É. Aqui é Albert. Escuta, quero Crunchy Main, dois na cabeça no
primeiro. Me dê Blazing Lord, dois cruzados no quarto. Hammerhead
Justice, cinco no sétimo. E Noble Flake, cinco na cabeça e cinco
placê no nono.
Desligou.
– Meu
corpo me rói de um lado e meu espírito do outro.
– Como
vai indo nos cavalinhos, Albert? – perguntou Myra.
– Estou
quarenta paus na frente. Tenho um novo jogo. Bolei numa noite em que
não conseguia dormir. A coisa toda se abriu para mim como um livro.
Se eu melhorar mais, não vão aceitar meu jogo. Claro que eu podia
ir no hipódromo e fazer as apostas lá, mas...
– Mas
o quê, Albert?
– Ah,
pelo amor de deus...
– Que
quer dizer, Albert?
– QUERO
DIZER QUE AS PESSOAS FICAM OLHANDO! PELO AMOR DE DEUS, SERÁ QUE NÃO
ENTENDE?
– Sinto
muito, Albert.
– Não
sinta. Não quero sua piedade!
– Tudo
bem. Nada de piedade.
– Eu
devia lhe dar umas porradas por ser tão burra.
– Aposto
que você podia me bater pra valer mesmo, Albert. Com todas essas
mãos.
– Não
me tente – disse Albert.
Acabou
o seu drinque, afastou-se e preparou outro. Depois sentou-se. Louie
não tinha dito nada. Achava que devia dizer alguma coisa.
– Você
devia entrar no boxe, Albert. Essas duas mãos extras... você seria
um terror.
– Não
seja engraçadinho, babaca.
Myra
serviu outro drinque para Louie. Ficaram sentados calados. Então
Albert ergueu o olhar. Olhou para Myra.
– Está
fodendo com esse cara?
– Não,
não estou, Albert. Eu te amo, você sabe disso.
– Eu
não sei de nada.
– Você
sabe que eu te amo, Albert. – Ela levantou-se e sentou-se no colo
dele. – Você é tão sensível. Eu não tenho pena de você,
Albert, eu te amo.
Beijou-o.
– Também
te amo, boneca – disse Albert.
– Mais
do que a qualquer outra mulher?
– Mais
do que todas as outras mulheres!
Tornaram
a beijar-se. Um beijo terrivelmente longo. Quer dizer, terrivelmente
longo para Louie, que ficou ali sentado com seu drinque. Ele ergueu a
mão e tocou o enorme calombo acima de seu olho esquerdo. Depois as
tripas deram uma volta e ele foi ao banheiro e deu uma longa e
demorada cagada.
Quando
saiu, Myra e Albert estavam de pé no centro da sala, beijando-se.

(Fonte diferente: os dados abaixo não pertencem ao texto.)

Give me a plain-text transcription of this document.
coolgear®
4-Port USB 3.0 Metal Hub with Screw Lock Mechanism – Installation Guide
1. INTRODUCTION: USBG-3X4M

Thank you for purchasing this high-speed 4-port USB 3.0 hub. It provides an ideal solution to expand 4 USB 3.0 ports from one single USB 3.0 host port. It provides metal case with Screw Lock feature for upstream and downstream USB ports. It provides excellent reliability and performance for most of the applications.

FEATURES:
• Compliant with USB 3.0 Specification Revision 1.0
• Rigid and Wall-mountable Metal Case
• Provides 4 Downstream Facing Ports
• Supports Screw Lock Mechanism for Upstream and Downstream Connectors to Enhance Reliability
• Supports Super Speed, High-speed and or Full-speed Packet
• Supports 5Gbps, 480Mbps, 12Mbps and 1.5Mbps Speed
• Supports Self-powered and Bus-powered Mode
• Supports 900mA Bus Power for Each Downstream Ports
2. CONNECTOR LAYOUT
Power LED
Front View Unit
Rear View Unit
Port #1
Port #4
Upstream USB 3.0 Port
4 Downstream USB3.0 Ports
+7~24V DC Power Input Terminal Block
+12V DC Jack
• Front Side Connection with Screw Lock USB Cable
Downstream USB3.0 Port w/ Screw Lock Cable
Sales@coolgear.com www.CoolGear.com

Louie sentou-se e pegou a garrafa de Myra e ficou olhando. Enquanto
os dois braços de cima seguravam Myra num abraço, as duas de baixo
levantavam o vestido dela até a cintura e enfiavam-se dentro da
calcinha. Quando a calcinha desceu, Louie tomou outro gole da
garrafa, colocou-a no chão, levantou-se, foi até a porta e saiu.
De
novo no Red Peacock, Louie foi ao banquinho favorito e sentou-se. O
garçom do balcão aproximou-se.
– Bem,
Louie, como se saiu?
– Se
saiu?
– Com
a dona.
– Com
a dona?
– Vocês
saíram juntos, cara. Você comeu ela?
– Não,
na verdade, não...
– Que
foi que houve?
– Que
foi que houve?
– É,
que foi que houve?
– Me
dá um whiskey sour, Billy.
Billy
afastou-se e preparou o drinque. Trouxe-o para Louie. Nenhum dos dois
disse nada. Billy foi até a outra ponta do balcão e ficou lá
parado. Louie ergueu o drinque e bebeu metade dele. Estava bom. Ele
acendeu um cigarro e segurou-o numa mão. Segurava o drinque na
outra. O sol entrava pela porta da rua. Não havia nevoeiro do lado
de fora. Ia ser um belo dia. Ia ser um dia mais belo do que ontem.